The coronavirus disease 2019 (COVID-19) pandemic has exposed several shortcomings in the U.S. health care system. The illusion of reliable employer-based health insurance is crumbling; our safety nets have wide geographic variations; high-deductible insurance plans result in delayed care for people with chronic conditions; and underlying racial and geographic disparities in care are worsening.1–5 The United States spends far more on health care than any other nation, but our life expectancy has fallen behind.6
We must use the lessons of this crisis to better prepare for the next one and address the shortcomings in our health care system. We would have been better positioned to manage acute and chronic health problems during the pandemic if the country had already adopted Improved Medicare for All.
Medicare has benefits uncommon with other health insurance plans. Patients can choose from a network that includes 93% of U.S. primary care physicians.7 Once adults are eligible for coverage, their age-specific mortality increases from the worst among 17 peer nations to one of the best (Figure 1).8 The multiyear gap in life expectancy between Black and White patients who require dialysis disappears when both groups are covered by Medicare.9 Medicare also does a much better job of controlling costs compared with private health insurance: during the past decade, Medicare's cumulative increase in per-enrollee spending was 21.5%, far less than the 52.6% average increase among private insurers.10
However, Medicare is far from perfect. The reimbursement model for physicians is bewilderingly complex11; high levels of patient cost-sharing can bankrupt older adults; and the benefit design has significant gaps (dentistry, pharmacy, optometry, and audiology, among others).
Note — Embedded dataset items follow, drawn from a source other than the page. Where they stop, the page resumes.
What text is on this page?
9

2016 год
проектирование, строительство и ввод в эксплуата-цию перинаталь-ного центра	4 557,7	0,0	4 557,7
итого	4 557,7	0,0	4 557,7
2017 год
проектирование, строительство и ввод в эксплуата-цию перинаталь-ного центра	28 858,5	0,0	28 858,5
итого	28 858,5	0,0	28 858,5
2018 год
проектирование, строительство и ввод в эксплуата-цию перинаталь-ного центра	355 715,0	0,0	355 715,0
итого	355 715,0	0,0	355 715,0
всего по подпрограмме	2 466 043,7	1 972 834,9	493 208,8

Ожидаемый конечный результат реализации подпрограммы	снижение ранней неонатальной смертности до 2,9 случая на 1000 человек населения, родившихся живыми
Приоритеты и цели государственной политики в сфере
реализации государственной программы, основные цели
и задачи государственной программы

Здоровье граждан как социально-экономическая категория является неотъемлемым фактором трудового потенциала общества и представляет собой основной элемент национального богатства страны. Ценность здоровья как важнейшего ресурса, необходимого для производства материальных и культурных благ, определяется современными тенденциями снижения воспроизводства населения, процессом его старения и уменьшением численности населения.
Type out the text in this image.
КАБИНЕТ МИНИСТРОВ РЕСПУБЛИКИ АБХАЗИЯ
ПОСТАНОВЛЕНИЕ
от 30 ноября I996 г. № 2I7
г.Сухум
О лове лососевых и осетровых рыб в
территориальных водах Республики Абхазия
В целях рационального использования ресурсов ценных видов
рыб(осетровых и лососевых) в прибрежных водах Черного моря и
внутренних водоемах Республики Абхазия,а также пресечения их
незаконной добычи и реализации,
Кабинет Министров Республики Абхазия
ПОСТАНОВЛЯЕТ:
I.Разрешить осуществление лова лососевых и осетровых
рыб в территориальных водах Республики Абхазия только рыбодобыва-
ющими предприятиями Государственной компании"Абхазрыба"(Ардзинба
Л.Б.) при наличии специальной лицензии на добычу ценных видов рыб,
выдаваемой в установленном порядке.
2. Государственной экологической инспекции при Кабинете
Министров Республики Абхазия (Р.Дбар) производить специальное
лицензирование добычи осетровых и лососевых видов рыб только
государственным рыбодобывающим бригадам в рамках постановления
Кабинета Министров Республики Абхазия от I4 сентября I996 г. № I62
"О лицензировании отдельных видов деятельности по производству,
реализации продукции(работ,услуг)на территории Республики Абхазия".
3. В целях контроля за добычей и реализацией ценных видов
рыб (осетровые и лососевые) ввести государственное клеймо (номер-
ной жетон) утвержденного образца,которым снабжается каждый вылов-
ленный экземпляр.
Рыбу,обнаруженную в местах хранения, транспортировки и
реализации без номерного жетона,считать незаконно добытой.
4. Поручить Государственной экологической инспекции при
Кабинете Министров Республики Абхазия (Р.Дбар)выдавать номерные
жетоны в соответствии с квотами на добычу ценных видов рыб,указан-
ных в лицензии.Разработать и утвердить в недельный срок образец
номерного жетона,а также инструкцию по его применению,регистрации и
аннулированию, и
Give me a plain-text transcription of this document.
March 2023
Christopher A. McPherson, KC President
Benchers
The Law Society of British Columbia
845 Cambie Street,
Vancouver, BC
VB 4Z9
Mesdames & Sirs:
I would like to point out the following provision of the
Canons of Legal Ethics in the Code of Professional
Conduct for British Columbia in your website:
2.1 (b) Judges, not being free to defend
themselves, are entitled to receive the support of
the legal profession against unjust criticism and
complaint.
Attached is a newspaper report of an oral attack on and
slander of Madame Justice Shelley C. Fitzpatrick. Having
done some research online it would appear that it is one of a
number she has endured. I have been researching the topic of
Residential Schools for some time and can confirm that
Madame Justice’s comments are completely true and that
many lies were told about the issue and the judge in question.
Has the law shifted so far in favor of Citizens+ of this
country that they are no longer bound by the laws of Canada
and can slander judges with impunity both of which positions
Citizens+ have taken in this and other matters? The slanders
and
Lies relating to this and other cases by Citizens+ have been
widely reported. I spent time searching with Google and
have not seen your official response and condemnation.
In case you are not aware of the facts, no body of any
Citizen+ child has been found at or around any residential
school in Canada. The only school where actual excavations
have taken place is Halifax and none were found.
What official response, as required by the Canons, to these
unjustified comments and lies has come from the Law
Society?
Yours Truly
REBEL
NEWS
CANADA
The Improved Medicare for All approach addresses each of these problems through a simple concept: fix the flaws in the current program, then provide it to all Americans.12
Improved Medicare for All would provide universal access to all medically necessary care. It would obviate the need to develop emergent funding strategies to cover screening, treatment, and prevention of a single viral infection, such as COVID-19, in uninsured and underinsured patients.
How can we afford this plan? Administrative savings. Medicare operates with less than 2% overhead, whereas private health insurers often operate with more than 12%.13,14 The complexity of billing multiple payers adds tens of thousands of dollars to medical office overhead, and it diverts time from patient care to administrative tasks. Hundreds of economists declared that the United States would come out ahead economically under Improved Medicare for All.15,16
Compared with our peers in nine other countries, U.S. primary care physicians are far less satisfied with medical practice.17 A key driver of dissatisfaction is the moral indignity of knowing how to help a patient but facing insurmountable economic barriers.18 It breaks our hearts when a patient tells us, “I'll pray and wait until I turn 65 and have Medicare.” Medical bankruptcy would be scandalous in any comparable nation.19
Improved Medicare for All could help resolve the issue of excessive documentation. Electronic health records are one example of the unique administrative burdens of medical practice in the United States. A study of more than 10 million ambulatory progress notes in one record system determined that those written by clinicians in Canada, the United Kingdom, Australia, Netherlands, Singapore, and the United Arab Emirates averaged 1,000 characters; the average number of characters in notes written by U.S. clinicians was four times higher.20 Adopting a single-payer system would not automatically shorten these to global norms. However, it would mitigate two drivers of excessive documentation: complex requirements for maximal reimbursement and legal risk protection. If reimbursement requirements were more akin to global norms, physicians could document based on clinical—not economic—needs. If coverage of future medical care were guaranteed by law, patients would have fewer reasons to sue physicians.
Simplifying administrative burdens would allow more time for patient care. A 2016 study found that in some U.S. medical practices, physicians spend as little as 26% of their time with patients.21 In contrast, family physicians in Canada spend 79% of their time on patient care,22 which could be one reason that more of them report being satisfied with their practices.17
In 2018, John Cullen, MD, then-president of the American Academy of Family Physicians, described U.S. medical practice as “an incredible bureaucratic mess to get anything done for patients.”23 At the same time, Trina Larsen Soles, MD, then-president of Doctors of British Columbia, said of the Canadian system, “It's not a big hassle. I can focus on patient issues, not administrative issues.”23
Although the political obstacles are formidable, family physicians owe it to our patients and our profession to join the fight for Improved Medicare for All.